España y el Mercado Común
EN ESTOS días se cumplen tres años desde que se hizo público el intento negociador para la integración de España en las comunidades europeas. Prácticamente la totalidad de la clase política española apoyaba en aquel momento la incorporación a un proyecto cuyas realizaciones económicas han servido para elevar el nivel de vida de la mayoría de la población del viejo continente y de soporte: a una organización política esencialmente democrática.Pero el intento de abrir negociaciones encaminadas a la integración española ha tenido lugar en plena crisis económica y en medio de profundas desavenencias entre los países miembros de la CEE. El Reino Unido rechaza su posición de contribuyente neto al presupuesto de la Comunidad como consecuencia de una política agraria que la discrimina y que favorece sobre todo a Francia. Existe ahora no sólo la posibilidad de que fracase el nuevo acuerdo sobre las subidas de precios agrícolas, sino también el peligro de que Francia opte por paralizar la negociación para la adhesión de un nuevo país miembro hasta que no se resuelvan las cuestiones pendientes. Si ese bloqueo llega a producirse, los problemas internos comunitarios derribarían por tierra la estrategia negociadora española.
La urgencia de negociar en estas circunstancias con la CEE a cualquier precio, rebajando nuestras pretensiones hasta satisfacer las más abusivas contrapropuestas comunitaria, sería una repetición de la estrategia griega de Caramanlis y su "nueva democracia", con el agravante de que nuestros problemas son más graves que los planteados por los melocotones griegos y su colonia de emigrantes en Europa. La maniobra de relegar -como en el caso de la OTAN- los problemas más delicados hasta después de conseguir el ingreso o de renegociar entonces los asuntos más conflictivos no es admisible. Las exigencias comunitarias pueden resultar muy caras para la economía española. La discriminación contra nuestra agricultura exportadora puede prolongarse indefinidamente, incluso con el agravante de que se continúe aplicando un trato preferente a los productores del norte de Africa e Israel.
Por supuesto que el Gobierno, abierta ya en la práctica la campaña de las próximas elecciones generales, contemplaría con agrado la posibilidad de erigirse en protagonista, ante la opinión pública, de una apertura económica que compensase el proyecto de integración política y militar en la OTAN. Pero la integración no debe convertirse en una chapuza o componenda electoral.
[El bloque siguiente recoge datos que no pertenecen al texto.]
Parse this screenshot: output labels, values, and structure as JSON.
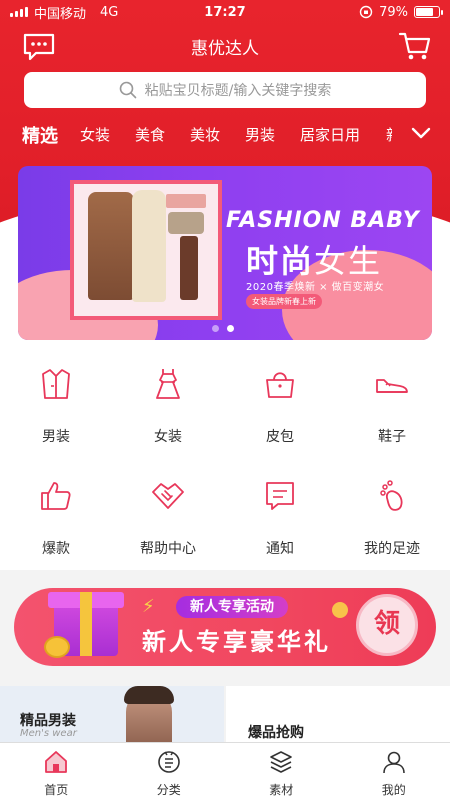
{
  "status_bar": {
    "carrier": "中国移动",
    "network": "4G",
    "time": "17:27",
    "battery": "79%",
    "battery_level": 0.79
  },
  "header": {
    "title": "惠优达人",
    "message_icon": "message-icon",
    "cart_icon": "cart-icon"
  },
  "search": {
    "placeholder": "粘贴宝贝标题/输入关键字搜索"
  },
  "tabs": [
    {
      "label": "精选",
      "active": true
    },
    {
      "label": "女装",
      "active": false
    },
    {
      "label": "美食",
      "active": false
    },
    {
      "label": "美妆",
      "active": false
    },
    {
      "label": "男装",
      "active": false
    },
    {
      "label": "居家日用",
      "active": false
    }
  ],
  "banner": {
    "headline_en": "FASHION BABY",
    "headline_cn_bold": "时尚",
    "headline_cn_light": "女生",
    "subline": "2020春季焕新 × 做百变潮女",
    "pill": "女装品牌新春上新",
    "slide_count": 2,
    "active_slide": 2
  },
  "grid": [
    {
      "label": "男装",
      "icon": "coat-icon"
    },
    {
      "label": "女装",
      "icon": "dress-icon"
    },
    {
      "label": "皮包",
      "icon": "handbag-icon"
    },
    {
      "label": "鞋子",
      "icon": "shoe-icon"
    },
    {
      "label": "爆款",
      "icon": "thumbs-up-icon"
    },
    {
      "label": "帮助中心",
      "icon": "handshake-icon"
    },
    {
      "label": "通知",
      "icon": "notice-icon"
    },
    {
      "label": "我的足迹",
      "icon": "footprint-icon"
    }
  ],
  "promo": {
    "tag": "新人专享活动",
    "headline": "新人专享豪华礼",
    "button": "领"
  },
  "cards": {
    "left_title": "精品男装",
    "left_sub": "Men's wear",
    "right_title": "爆品抢购"
  },
  "tabbar": [
    {
      "label": "首页",
      "icon": "home-icon",
      "active": true
    },
    {
      "label": "分类",
      "icon": "category-icon",
      "active": false
    },
    {
      "label": "素材",
      "icon": "layers-icon",
      "active": false
    },
    {
      "label": "我的",
      "icon": "profile-icon",
      "active": false
    }
  ],
  "colors": {
    "brand_red": "#e11f29",
    "accent_pink": "#e8375a"
  }
}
Con ocasión de los primeros tropiezos en Bruselas, y más tarde a propósito del sofocado debate nacional sobre nuestro ingreso en la OTAN, el Gobierno dio muestras de su tendencia a tratar a los españoles como menores de edad, incapaces de entender las complejidades de la política internacional, de recibir noticias desagradables o de asumir sus responsabilidades. Frente a tanto secreto y cabildeo es preciso exigir una política clara y abierta. Por lo pronto, ni un solo Consejo de Ministros ni una sesión plenaria del Congreso de los diputados han sido dedicados a debatir y aclarar monográficamente la estrategia de nuestra integración en Europa. No parece que un ingreso precipitado y cediendo a cualesquiera exigencias sea la única solución para España, aunque constituya una salida de urgencia para un Gobierno que precisa apuntarse éxitos. Hay en nuestro país empresarios y expertos profundamente europeístas, pero partidarios de que la negociación con el Mercado Común se haga con la cabeza fría, sin dejarse arrastrar por el vértigo de las fechas fijas y los temores irracionales a perder el último tranvía. Al fin y al cabo, la CEE necesita a España dentro de sus instituciones para resolver problemas tales como la pesca, la agricultura mediterránea y los sectores en crisis. Sin una negociación seria con España los países comunitarios tampoco podrían resolver entre ellos esos contenciosos. Mientras el acuerdo preferencial nos permita mantener un comercio fluido con las naciones europeas, el tiempo de espera bien podría emplearlo nuestra Administración en la tarea de aproximar nuestras prácticas administrativas y nuestras instituciones a sus equivalentes comunitarias (impuesto sobre el valor añadido, régimen de licencias de importación, trato comercial a los países comunistas, establecimiento industrial y bancario, etcétera). El espejismo milagrero de Bienvenido, mister Marshall no es propio de una sociedad madura y democrática.